Non-meat sources of protein

Whether you are vegan, vegetarian, or just wanting to cut down on the amount of saturated fats from eating meat, non-meat substitutes for protein are plentiful. Not just for body builders and bulkers, protein is an essential part of our diet, especially when it comes to fitness and improvement. When we exercise, we are effectively breaking our muscle fibres apart which then require repairs by the body. Protein is the crux of these repairs, plus the maintenance and growth of muscle.

A higher protein consumption as part of a balanced diet is proven to give us stronger and longer-lasting sensations of fullness. This stops us snacking on instantly satisfying but ultimately ineffective junk foods such as crisps and chocolate bars. As a personal trainer, I often give nutritional advice to my clients. When we think about protein, most of us are programmed to think about meat, but I want to share seven of the best non-meat proteins that will keep you full and fuel your day.

Go Nuts for Nuts (and Seeds!)

Naturally packed with well-balanced protein, fibre, and fat, nuts are a perfect snack for at your desk or on-the-go. Similarly seeds like pumpkin, chai, and sunflower are an easy way to pack protein while you’re out and about.
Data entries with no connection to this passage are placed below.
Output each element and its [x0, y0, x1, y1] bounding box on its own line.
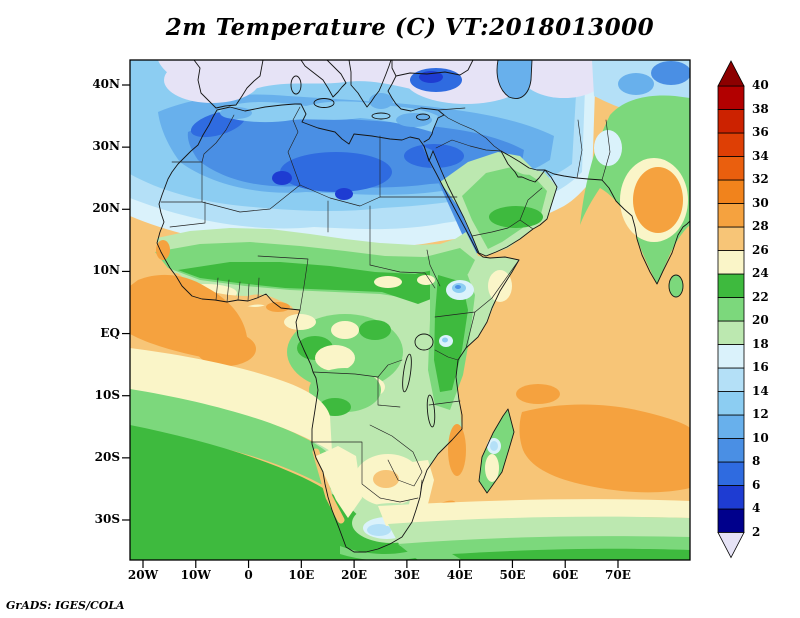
lon-tick-label: 40E	[446, 568, 473, 582]
credit-text: GrADS: IGES/COLA	[6, 599, 125, 612]
plot-frame	[129, 59, 691, 561]
colorbar-tick-label: 22	[752, 289, 769, 304]
colorbar-tick-label: 6	[752, 477, 761, 492]
axis-ticks	[122, 84, 619, 568]
lon-tick-label: 20E	[341, 568, 368, 582]
colorbar-tick-label: 26	[752, 242, 769, 257]
colorbar-tick-label: 16	[752, 360, 769, 374]
lat-tick-label: 20S	[94, 449, 120, 464]
lon-tick-label: 0	[244, 568, 253, 582]
lat-tick-label: 20N	[92, 201, 120, 216]
colorbar-tick-label: 40	[752, 78, 769, 92]
coastlines	[156, 60, 690, 553]
country-borders	[160, 106, 611, 503]
colorbar-tick-label: 20	[752, 313, 769, 327]
colorbar-tick-label: 18	[752, 336, 769, 351]
lat-tick-label: 30N	[92, 139, 120, 154]
colorbar-tick-label: 2	[752, 524, 761, 539]
colorbar-tick-label: 34	[752, 148, 769, 163]
colorbar-tick-label: 36	[752, 125, 769, 139]
colorbar-tick-label: 14	[752, 383, 769, 398]
lat-tick-label: 10N	[92, 263, 120, 278]
lat-tick-label: 40N	[92, 77, 120, 91]
temperature-field	[130, 60, 690, 560]
colorbar-tick-label: 24	[752, 266, 769, 280]
lon-tick-label: 70E	[605, 568, 631, 582]
colorbar-tick-label: 30	[752, 195, 769, 210]
lon-tick-label: 10E	[288, 568, 315, 582]
colorbar-tick-label: 12	[752, 407, 769, 421]
colorbar-tick-label: 32	[752, 172, 769, 186]
lon-tick-label: 30E	[393, 568, 420, 582]
colorbar-tick-label: 38	[752, 101, 769, 116]
lon-tick-label: 60E	[552, 568, 579, 582]
colorbar	[717, 60, 745, 559]
lat-tick-label: 30S	[94, 511, 120, 526]
lat-tick-label: 10S	[94, 387, 120, 402]
lon-tick-label: 50E	[499, 568, 526, 582]
lat-tick-label: EQ	[100, 325, 120, 340]
colorbar-tick-label: 4	[752, 501, 761, 515]
plot-title: 2m Temperature (C) VT:2018013000	[165, 14, 655, 41]
colorbar-tick-label: 8	[752, 454, 761, 468]
colorbar-tick-label: 10	[752, 430, 769, 445]
lon-tick-label: 10W	[180, 568, 211, 582]
colorbar-tick-label: 28	[752, 219, 769, 233]
lon-tick-label: 20W	[127, 568, 159, 582]
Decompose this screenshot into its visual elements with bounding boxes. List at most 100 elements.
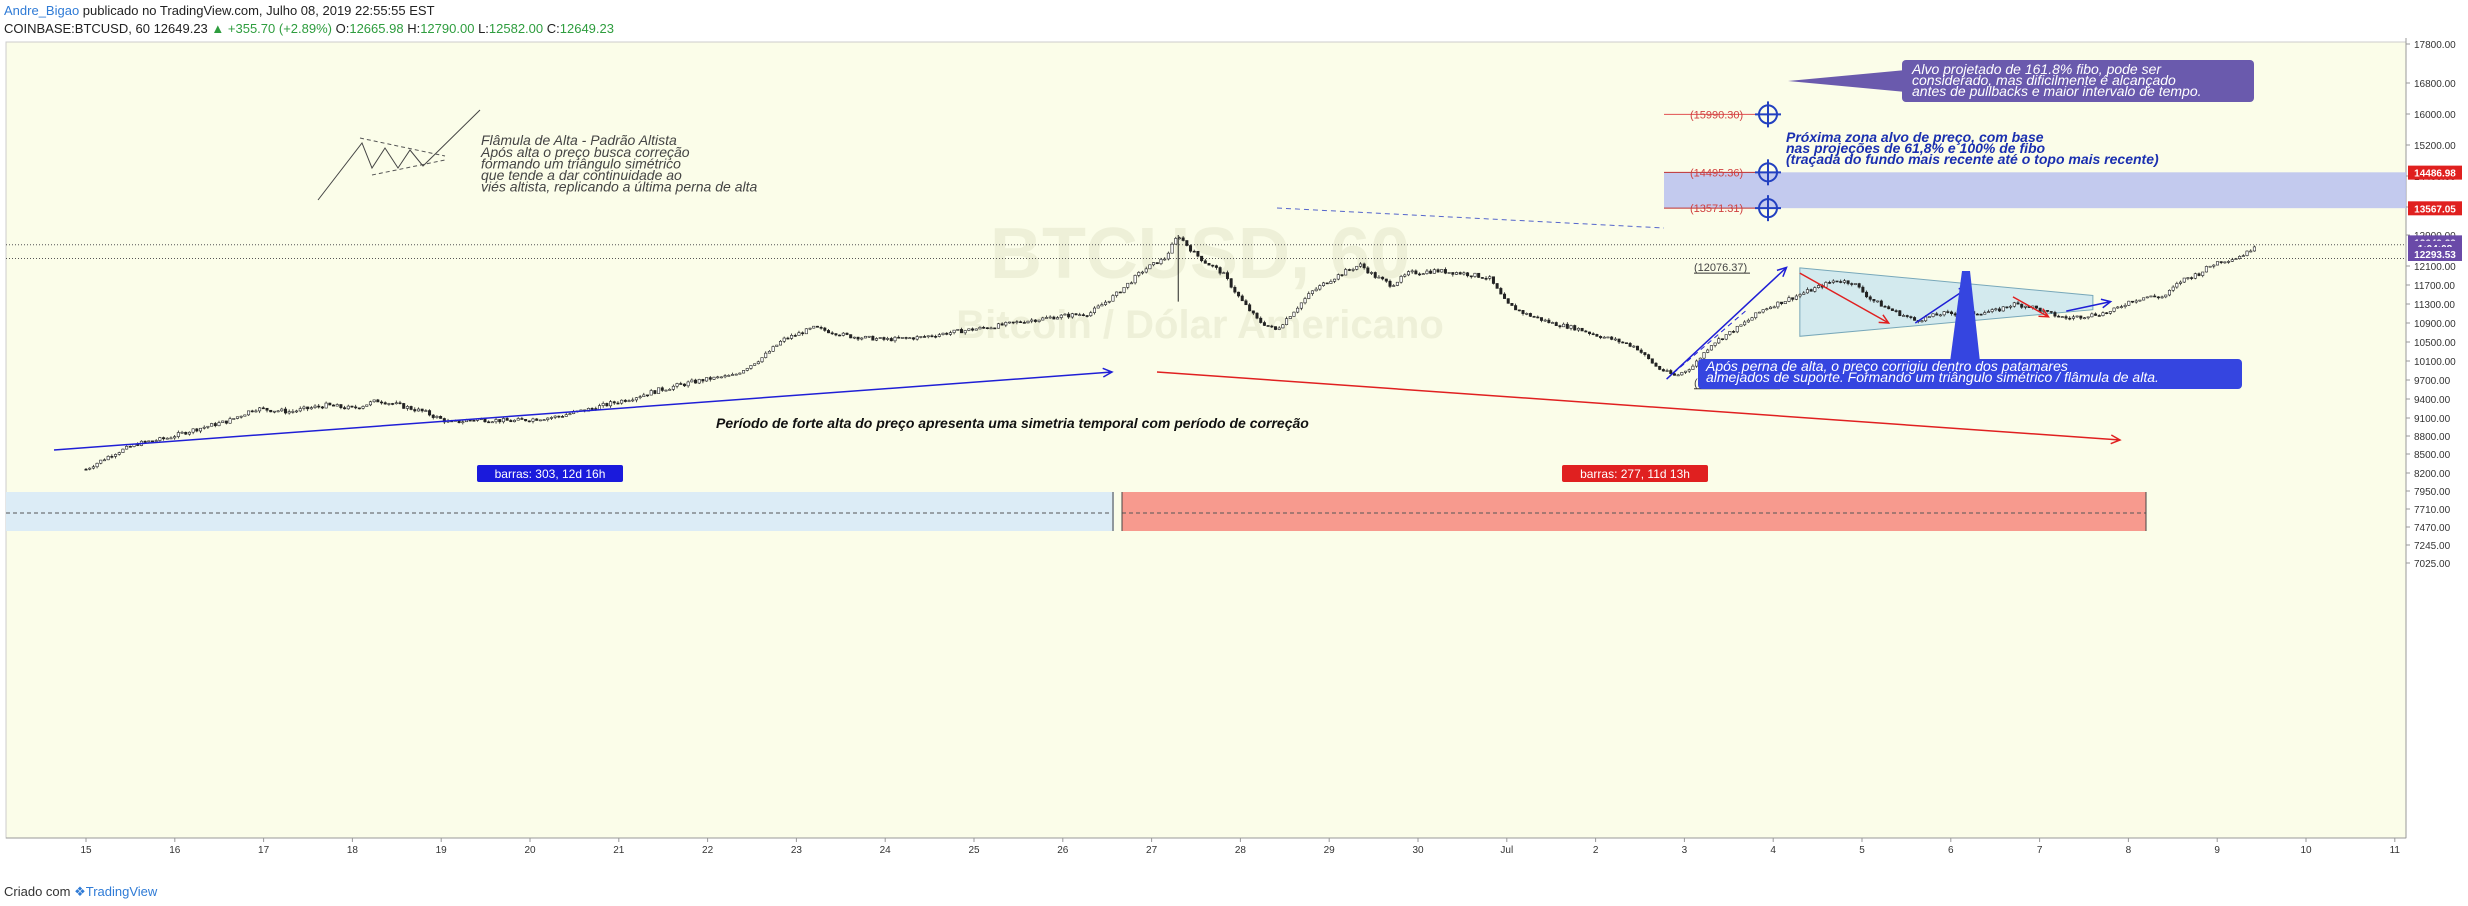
- candle: [719, 376, 723, 379]
- candle: [2097, 315, 2101, 317]
- candle: [1975, 313, 1979, 316]
- candle: [786, 337, 790, 340]
- candle: [1717, 338, 1721, 344]
- candle: [272, 410, 276, 413]
- candle: [1418, 273, 1422, 276]
- candle: [309, 407, 313, 410]
- candle: [1189, 245, 1193, 252]
- candle: [187, 431, 191, 435]
- candle: [679, 383, 683, 385]
- x-tick-label: 11: [2390, 845, 2401, 856]
- candle: [361, 406, 365, 409]
- candle: [664, 389, 668, 392]
- correction-arrow: [1156, 371, 2121, 441]
- candle: [1362, 263, 1366, 269]
- fibo-target-zone[interactable]: [1664, 172, 2406, 209]
- candle: [365, 404, 369, 407]
- candle: [2020, 303, 2024, 308]
- candle: [1377, 276, 1381, 279]
- candle: [1876, 300, 1880, 303]
- candle: [749, 365, 753, 369]
- symbol-label[interactable]: COINBASE:BTCUSD, 60: [4, 21, 150, 36]
- candle: [978, 326, 982, 330]
- candle: [1314, 288, 1318, 292]
- candle: [431, 414, 435, 418]
- candle: [1229, 278, 1233, 288]
- candle: [753, 363, 757, 366]
- bars-range-red[interactable]: [1122, 492, 2146, 531]
- candle: [930, 335, 934, 338]
- candle: [1318, 285, 1322, 290]
- candle: [815, 325, 819, 328]
- candle: [1632, 345, 1636, 348]
- candle: [117, 452, 121, 455]
- candle: [1676, 374, 1680, 377]
- target-callout-line: antes de pullbacks e maior intervalo de …: [1912, 83, 2202, 99]
- price-chart[interactable]: BTCUSD, 60 Bitcoin / Dólar Americano 17800…: [0, 38, 2468, 878]
- candle: [95, 462, 99, 468]
- candle: [1680, 372, 1684, 376]
- candle: [1835, 280, 1839, 283]
- price-change: ▲ +355.70 (+2.89%): [211, 21, 332, 36]
- trend-line: [1276, 207, 1665, 229]
- candle: [1901, 315, 1905, 317]
- candle: [1384, 278, 1388, 282]
- candle: [2212, 264, 2216, 267]
- candle: [1695, 360, 1699, 367]
- candle: [889, 338, 893, 342]
- candle: [1296, 307, 1300, 313]
- candle: [106, 455, 110, 461]
- candle: [1576, 327, 1580, 331]
- price-axis-label: 12293.53: [2414, 250, 2456, 261]
- candle: [2234, 258, 2238, 260]
- candle: [1994, 308, 1998, 311]
- candle: [531, 418, 535, 422]
- candle: [1370, 272, 1374, 274]
- x-tick-label: 22: [702, 845, 714, 856]
- tradingview-link[interactable]: TradingView: [85, 884, 158, 899]
- bars-range-blue[interactable]: [6, 492, 1114, 531]
- x-tick-label: 2: [1593, 845, 1599, 856]
- y-tick-label: 12100.00: [2414, 262, 2456, 273]
- candle: [904, 337, 908, 339]
- candle: [1166, 252, 1170, 260]
- candle: [1831, 280, 1835, 283]
- author-link[interactable]: Andre_Bigao: [4, 3, 80, 18]
- candle: [1159, 258, 1163, 265]
- candle: [863, 335, 867, 339]
- candle: [675, 383, 679, 387]
- candle: [2142, 297, 2146, 301]
- candle: [162, 437, 166, 440]
- candle: [498, 419, 502, 423]
- candle: [2016, 302, 2020, 305]
- candle: [727, 375, 731, 377]
- candle: [354, 406, 358, 409]
- candle: [627, 400, 631, 402]
- candle: [1817, 285, 1821, 288]
- candle: [258, 407, 262, 412]
- candle: [1081, 314, 1085, 316]
- candle: [1085, 315, 1089, 317]
- candle: [900, 337, 904, 339]
- swing-arrow: [2066, 300, 2111, 312]
- candle: [971, 328, 975, 331]
- candle: [819, 327, 823, 329]
- candle: [2245, 250, 2249, 256]
- candle: [1724, 334, 1728, 340]
- candle: [394, 402, 398, 405]
- bars-label-red: barras: 277, 11d 13h: [1580, 467, 1690, 481]
- candle: [1163, 258, 1167, 261]
- candle: [642, 394, 646, 397]
- created-with: Criado com: [4, 884, 71, 899]
- watermark-symbol: BTCUSD, 60: [990, 214, 1410, 294]
- candle: [838, 334, 842, 337]
- candle: [1381, 276, 1385, 280]
- candle: [287, 411, 291, 414]
- candle: [409, 406, 413, 410]
- candle: [206, 425, 210, 428]
- candle: [1207, 263, 1211, 266]
- candle: [1351, 269, 1355, 271]
- candle: [1935, 313, 1939, 316]
- candle: [730, 374, 734, 376]
- candle: [2171, 286, 2175, 291]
Some people will steer clear of nuts because of their relatively high fat content. However, their composition of unsaturated fats are not only essential in our diet, but also help to lower levels of “bad” cholesterol (Low Density Lipoproteins) that in excess cause heart disease.

Each nut comes with its own body-boosting credentials. Almonds, for example are calcium and vitamin E rich improving skin appearance and bone-strengthening; Brazil nuts are a good source of the mineral selenium, ideal for people with low thyroid function; Cashews contribute iron, zinc and magnesium and have a particularly high level of protein.

An Eggcellent Source of Protein

They are a fantastic recovery food after a full workout or exercise class. They don’t need to be eaten raw or taken on 6 at a time. One medium egg contains around 6g of protein in a form that the body can easily digest. Eggs are considered a high-quality protein which means that as well as being highly digestible, they contain all the essential amino acids that your body requires to repair muscles and maintain muscle mass.

An omelette is a great way to get your protein count up.